Eine sensationelle Nachricht drang heute aus dem Arbeits- und Wohlfahrtsministerium: Seit 4 Jahren steigt die Rate derer, die in die staatliche Rentenkasse einzahlen, an, und lag so im Jahr 2015 bei … Fanfaren bitte … 63,4%¹. Damit ist jedoch nicht der Anteil derer gemeint, die in die Rentenkasse an sich einzahlen, sondern der Anteil derer, der eigentlich einzahlen müsste — und letztendlich auch wirklich zahlt!
In dieser Hinsicht ist Japan schon sehr eigenartig. Es gibt für alles Regeln, und im Grossen und Ganzen hält man sich hier an die Gesetze, aber wenn es um Steuern und Beiträge geht, ist der Anteil derer, der nicht zahlt, enorm hoch. Im Falle der Rente ist ein Drittel eine gigantische Menge und ein massives Problem, denn die Nichtzahler müssen natürlich auch irgendwie im Alter versorgt werden — den zahlenden zwei Dritteln kann man jedoch nicht zumuten, deren Beiträge mitzuzahlen. Im rasch alternden Japan ist das besonders schwerwiegend. Solange man diese Beiträge nicht ernsthaft einfordert, helfen auch so schön klingende Projekte wie das umstrittene 年金積立金管理運用独立行政法人 nenkin tsumitatekin kanri un’yō dokuritsu gyōsei hōjin – kurz „GPIF“ (Government Pension Investment Fund)² nicht viel. Der GPIF ist übrigens der grösste Rentenfond der Welt und hantiert mit knapp einer Billion Euro.

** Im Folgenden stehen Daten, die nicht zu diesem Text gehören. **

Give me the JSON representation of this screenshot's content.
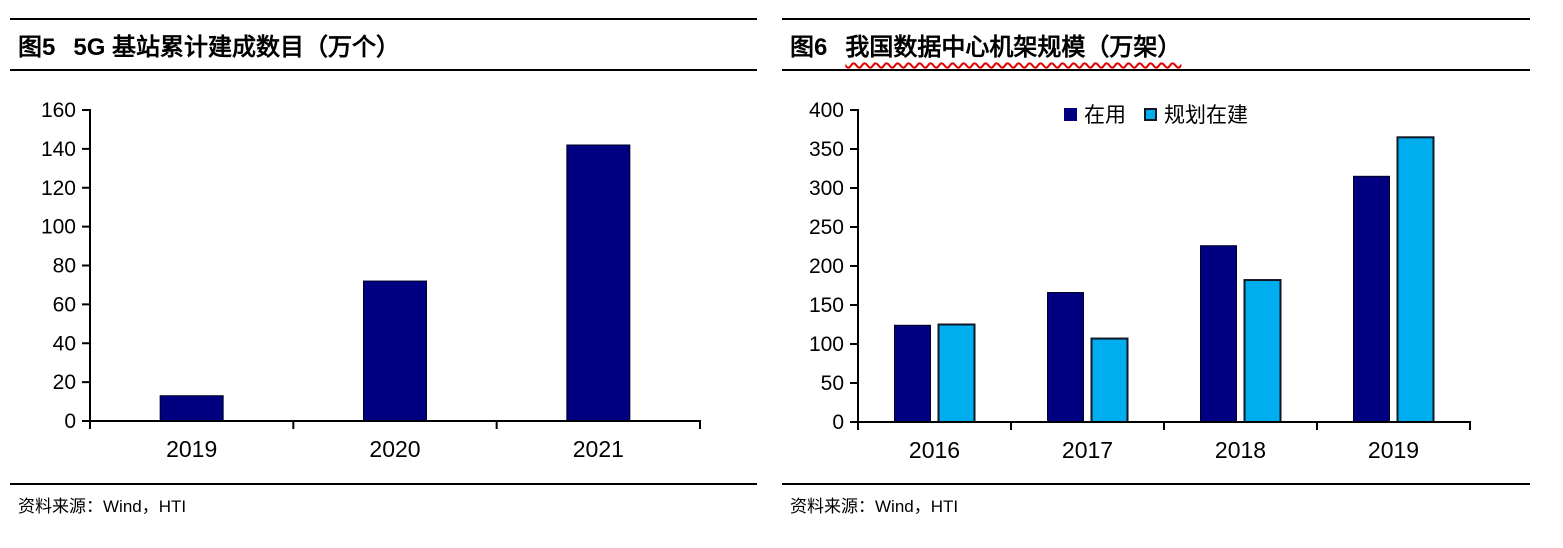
{
  "panels": [
    {
      "title_prefix": "图5",
      "title_main": "5G 基站累计建成数目（万个）",
      "title_underline": false,
      "source": "资料来源：Wind，HTI"
    },
    {
      "title_prefix": "图6",
      "title_main": "我国数据中心机架规模（万架）",
      "title_underline": true,
      "source": "资料来源：Wind，HTI"
    }
  ],
  "chart_data": [
    {
      "type": "bar",
      "title": "图5 5G 基站累计建成数目（万个）",
      "categories": [
        "2019",
        "2020",
        "2021"
      ],
      "values": [
        13,
        72,
        142
      ],
      "xlabel": "",
      "ylabel": "",
      "ylim": [
        0,
        160
      ],
      "ytick_step": 20,
      "yticks": [
        0,
        20,
        40,
        60,
        80,
        100,
        120,
        140,
        160
      ],
      "grid": false,
      "legend": null,
      "bar_color": "#000080"
    },
    {
      "type": "bar",
      "title": "图6 我国数据中心机架规模（万架）",
      "categories": [
        "2016",
        "2017",
        "2018",
        "2019"
      ],
      "series": [
        {
          "name": "在用",
          "color": "#000080",
          "values": [
            124,
            166,
            226,
            315
          ]
        },
        {
          "name": "规划在建",
          "color": "#00AEEF",
          "values": [
            125,
            107,
            182,
            365
          ]
        }
      ],
      "xlabel": "",
      "ylabel": "",
      "ylim": [
        0,
        400
      ],
      "ytick_step": 50,
      "yticks": [
        0,
        50,
        100,
        150,
        200,
        250,
        300,
        350,
        400
      ],
      "grid": false,
      "legend_position": "top-center"
    }
  ],
  "colors": {
    "axis": "#000000",
    "navy": "#000080",
    "cyan": "#00AEEF",
    "navy_border": "#000020",
    "cyan_border": "#101826",
    "underline_red": "#E00000"
  }
}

Rente muss jeder, ob Japaner oder Ausländer, zahlen, der zwischen 20 und 60 Jahre alt ist. Fest Angestellten wird die Rente direkt vom Gehalt abgezogen – diese Rente wurde bis vor kurzem noch 厚生年金 kōsei nenkin („Wohlfahrtsrente“) genannt, und von ihr ging direkt die oben genannte 国民年金 Kokumin nenkin, wörtlich Volksrente, ab.

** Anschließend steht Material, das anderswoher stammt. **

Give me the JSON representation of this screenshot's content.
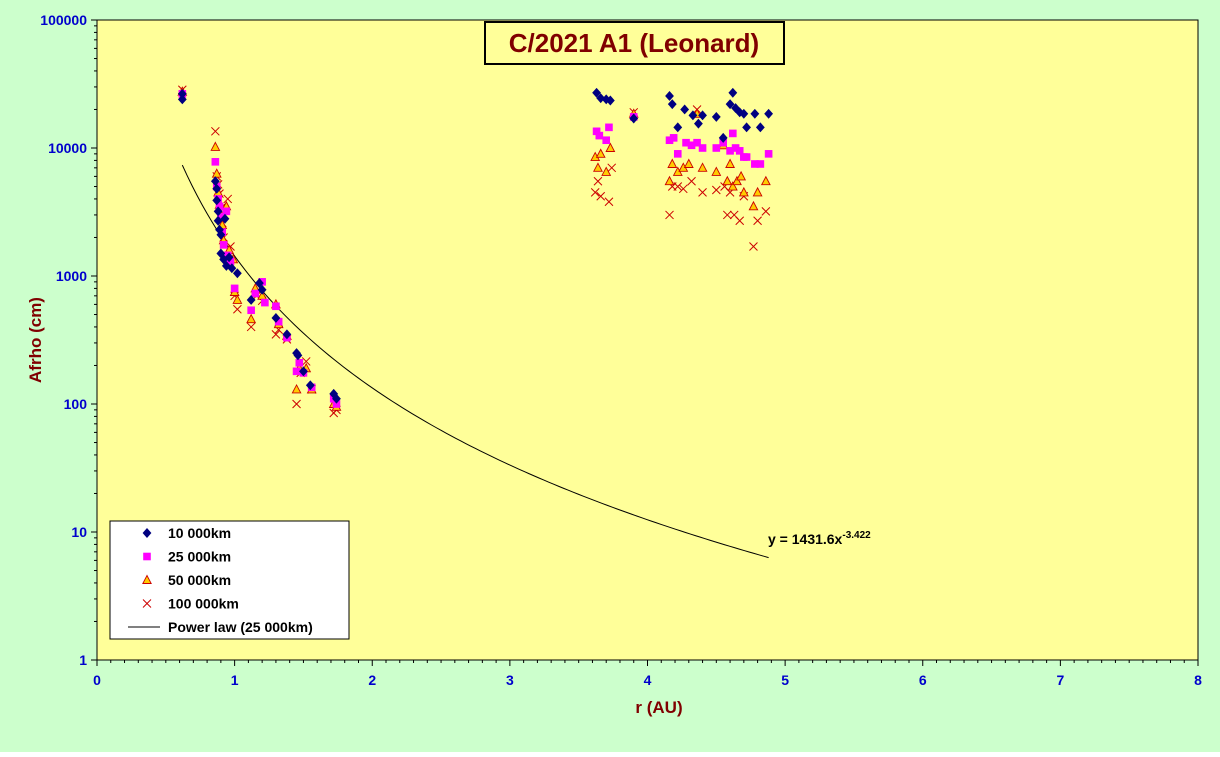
{
  "colors": {
    "outer_background": "#ccffcc",
    "plot_background": "#ffff99",
    "axis_text": "#0000cc",
    "axis_title": "#800000",
    "title_text": "#800000",
    "series_10000": "#000080",
    "series_25000": "#ff00ff",
    "series_50000_fill": "#ffcc00",
    "series_50000_edge": "#cc0000",
    "series_100000": "#cc0000",
    "trend": "#000000"
  },
  "chart_data": {
    "type": "scatter",
    "title": "C/2021 A1 (Leonard)",
    "xlabel": "r (AU)",
    "ylabel": "Afrho (cm)",
    "xlim": [
      0,
      8
    ],
    "ylim": [
      1,
      100000
    ],
    "y_scale": "log",
    "x_ticks": [
      "0",
      "1",
      "2",
      "3",
      "4",
      "5",
      "6",
      "7",
      "8"
    ],
    "y_ticks": [
      "1",
      "10",
      "100",
      "1000",
      "10000",
      "100000"
    ],
    "grid": false,
    "legend_position": "bottom-left",
    "trendline": {
      "name": "Power law (25 000km)",
      "equation_prefix": "y = 1431.6x",
      "equation_exponent": "-3.422",
      "coefficient": 1431.6,
      "exponent": -3.422,
      "x_range": [
        0.62,
        4.88
      ]
    },
    "series": [
      {
        "name": "10 000km",
        "marker": "diamond",
        "points": [
          [
            0.62,
            24000
          ],
          [
            0.62,
            26500
          ],
          [
            0.86,
            5500
          ],
          [
            0.87,
            4800
          ],
          [
            0.87,
            3900
          ],
          [
            0.88,
            3200
          ],
          [
            0.88,
            2700
          ],
          [
            0.89,
            2300
          ],
          [
            0.9,
            2100
          ],
          [
            0.9,
            1500
          ],
          [
            0.92,
            1350
          ],
          [
            0.93,
            2800
          ],
          [
            0.94,
            1200
          ],
          [
            0.96,
            1400
          ],
          [
            0.98,
            1150
          ],
          [
            1.02,
            1050
          ],
          [
            1.12,
            650
          ],
          [
            1.18,
            880
          ],
          [
            1.2,
            780
          ],
          [
            1.3,
            470
          ],
          [
            1.38,
            350
          ],
          [
            1.45,
            250
          ],
          [
            1.46,
            240
          ],
          [
            1.5,
            180
          ],
          [
            1.55,
            140
          ],
          [
            1.72,
            120
          ],
          [
            1.74,
            110
          ],
          [
            3.63,
            27000
          ],
          [
            3.66,
            24500
          ],
          [
            3.7,
            24000
          ],
          [
            3.73,
            23500
          ],
          [
            3.9,
            17000
          ],
          [
            4.16,
            25500
          ],
          [
            4.18,
            22000
          ],
          [
            4.22,
            14500
          ],
          [
            4.27,
            20000
          ],
          [
            4.33,
            18000
          ],
          [
            4.37,
            15500
          ],
          [
            4.4,
            18000
          ],
          [
            4.5,
            17500
          ],
          [
            4.55,
            12000
          ],
          [
            4.6,
            22000
          ],
          [
            4.62,
            27000
          ],
          [
            4.64,
            20500
          ],
          [
            4.67,
            19000
          ],
          [
            4.7,
            18500
          ],
          [
            4.72,
            14500
          ],
          [
            4.78,
            18500
          ],
          [
            4.82,
            14500
          ],
          [
            4.88,
            18500
          ]
        ]
      },
      {
        "name": "25 000km",
        "marker": "square",
        "points": [
          [
            0.62,
            26500
          ],
          [
            0.86,
            7800
          ],
          [
            0.87,
            5000
          ],
          [
            0.88,
            4000
          ],
          [
            0.89,
            3500
          ],
          [
            0.9,
            2900
          ],
          [
            0.91,
            2200
          ],
          [
            0.92,
            1750
          ],
          [
            0.94,
            3200
          ],
          [
            0.95,
            1450
          ],
          [
            0.97,
            1300
          ],
          [
            1.0,
            800
          ],
          [
            1.12,
            540
          ],
          [
            1.15,
            730
          ],
          [
            1.2,
            900
          ],
          [
            1.22,
            620
          ],
          [
            1.3,
            580
          ],
          [
            1.32,
            440
          ],
          [
            1.38,
            330
          ],
          [
            1.45,
            180
          ],
          [
            1.47,
            210
          ],
          [
            1.5,
            175
          ],
          [
            1.56,
            135
          ],
          [
            1.72,
            110
          ],
          [
            1.74,
            100
          ],
          [
            3.63,
            13500
          ],
          [
            3.65,
            12500
          ],
          [
            3.7,
            11500
          ],
          [
            3.72,
            14500
          ],
          [
            3.9,
            17500
          ],
          [
            4.16,
            11500
          ],
          [
            4.19,
            12000
          ],
          [
            4.22,
            9000
          ],
          [
            4.28,
            11000
          ],
          [
            4.32,
            10500
          ],
          [
            4.36,
            11000
          ],
          [
            4.4,
            10000
          ],
          [
            4.5,
            10000
          ],
          [
            4.55,
            11000
          ],
          [
            4.6,
            9500
          ],
          [
            4.62,
            13000
          ],
          [
            4.64,
            10000
          ],
          [
            4.67,
            9500
          ],
          [
            4.7,
            8500
          ],
          [
            4.72,
            8500
          ],
          [
            4.78,
            7500
          ],
          [
            4.82,
            7500
          ],
          [
            4.88,
            9000
          ]
        ]
      },
      {
        "name": "50 000km",
        "marker": "triangle",
        "points": [
          [
            0.62,
            27500
          ],
          [
            0.86,
            10200
          ],
          [
            0.87,
            6300
          ],
          [
            0.88,
            4500
          ],
          [
            0.89,
            3600
          ],
          [
            0.9,
            3000
          ],
          [
            0.91,
            2500
          ],
          [
            0.92,
            1900
          ],
          [
            0.94,
            3500
          ],
          [
            0.96,
            1600
          ],
          [
            0.99,
            1350
          ],
          [
            1.0,
            750
          ],
          [
            1.02,
            650
          ],
          [
            1.12,
            460
          ],
          [
            1.15,
            800
          ],
          [
            1.2,
            700
          ],
          [
            1.3,
            600
          ],
          [
            1.32,
            420
          ],
          [
            1.38,
            340
          ],
          [
            1.45,
            130
          ],
          [
            1.47,
            190
          ],
          [
            1.52,
            190
          ],
          [
            1.56,
            130
          ],
          [
            1.72,
            100
          ],
          [
            1.74,
            95
          ],
          [
            3.62,
            8500
          ],
          [
            3.64,
            7000
          ],
          [
            3.66,
            9000
          ],
          [
            3.7,
            6500
          ],
          [
            3.73,
            10000
          ],
          [
            3.9,
            18500
          ],
          [
            4.16,
            5500
          ],
          [
            4.18,
            7500
          ],
          [
            4.22,
            6500
          ],
          [
            4.26,
            7000
          ],
          [
            4.3,
            7500
          ],
          [
            4.36,
            18500
          ],
          [
            4.4,
            7000
          ],
          [
            4.5,
            6500
          ],
          [
            4.55,
            10500
          ],
          [
            4.58,
            5500
          ],
          [
            4.6,
            7500
          ],
          [
            4.62,
            5000
          ],
          [
            4.65,
            5500
          ],
          [
            4.68,
            6000
          ],
          [
            4.7,
            4500
          ],
          [
            4.77,
            3500
          ],
          [
            4.8,
            4500
          ],
          [
            4.86,
            5500
          ]
        ]
      },
      {
        "name": "100 000km",
        "marker": "cross",
        "points": [
          [
            0.62,
            28500
          ],
          [
            0.86,
            13500
          ],
          [
            0.87,
            6000
          ],
          [
            0.88,
            5200
          ],
          [
            0.89,
            4400
          ],
          [
            0.9,
            3400
          ],
          [
            0.91,
            2600
          ],
          [
            0.92,
            2000
          ],
          [
            0.95,
            4000
          ],
          [
            0.97,
            1700
          ],
          [
            1.0,
            700
          ],
          [
            1.02,
            550
          ],
          [
            1.12,
            400
          ],
          [
            1.16,
            700
          ],
          [
            1.2,
            640
          ],
          [
            1.3,
            350
          ],
          [
            1.32,
            380
          ],
          [
            1.38,
            320
          ],
          [
            1.45,
            100
          ],
          [
            1.48,
            175
          ],
          [
            1.52,
            215
          ],
          [
            1.56,
            130
          ],
          [
            1.72,
            85
          ],
          [
            1.74,
            90
          ],
          [
            3.62,
            4500
          ],
          [
            3.64,
            5500
          ],
          [
            3.66,
            4200
          ],
          [
            3.72,
            3800
          ],
          [
            3.74,
            7000
          ],
          [
            3.9,
            19000
          ],
          [
            4.16,
            3000
          ],
          [
            4.18,
            5000
          ],
          [
            4.22,
            5000
          ],
          [
            4.26,
            4800
          ],
          [
            4.32,
            5500
          ],
          [
            4.36,
            20000
          ],
          [
            4.4,
            4500
          ],
          [
            4.5,
            4700
          ],
          [
            4.56,
            5000
          ],
          [
            4.58,
            3000
          ],
          [
            4.6,
            4500
          ],
          [
            4.63,
            3000
          ],
          [
            4.67,
            2700
          ],
          [
            4.7,
            4200
          ],
          [
            4.77,
            1700
          ],
          [
            4.8,
            2700
          ],
          [
            4.86,
            3200
          ]
        ]
      }
    ]
  }
}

Diese Kategorie mit einbezogen gibt es in Japan rund 40 Millionen Menschen, die eigentlich auf den einen oder anderen Weg einzahlen müsste. Wenn die Statistik nun besagt, dass man von einem Drittel keine Beiträge einsammeln konnte, so beinhaltet das noch nicht mal die Menschen, deren Zahlungen aus Härte- oder anderen Gründen gestundet wurde. Nimmt man diese Gruppe mit in die Rechnung auf, so sind es lediglich 50% derer, die eigentlich einzahlen müssten, dieses aber nicht tun.
Das ist auch insofern erstaunlich, dass die Strafen eigentlich hart sind. Firmen bezahlen zum Beispiel bis zu 15% Strafzins, wenn sie mehr als zwei Monate mit der Weiterleitung der Beiträge im Verzug sind. Auch bei Privatpersonen werden saftige Zinsen draufgeschlagen. Nach ein paar Monaten wird dann auch sowohl Firmen als auch Privatpersonen mit Pfändung (差押え sashiosae) gedroht – doch die Statistik macht klar, dass das nicht funktioniert.
¹ Siehe unter anderem hier (Japanisch)
² Hier ist die offizielle Seite des GPIF (Englisch)

tabibito
tabibitohttps://japan-almanach.de
Tabibito (旅人・たびびと) ist japanisch und steht für "Reisender". Dahinter versteckt sich Matthias Reich - ein notorischer Reisender, der verschiedene Gegenden seine Heimat nennt. Der Reisende ist seit 1996 hin und wieder und seit 2005 permanent in Japan, wo er noch immer wohnt. Wer mehr von und über Tabibito lesen möchte, dem sei der Tabibitos Blog empfohlen.

1 Kommentar

  1. Bei so einer Meldung ist es sehr verwunderlich dass das Rentensystem noch nicht kollabiert ist. Zumal gestern die Meldung kam, dass mittlerweile 26,7% der japanischen Bevölkerung über 65 Jahre alt ist…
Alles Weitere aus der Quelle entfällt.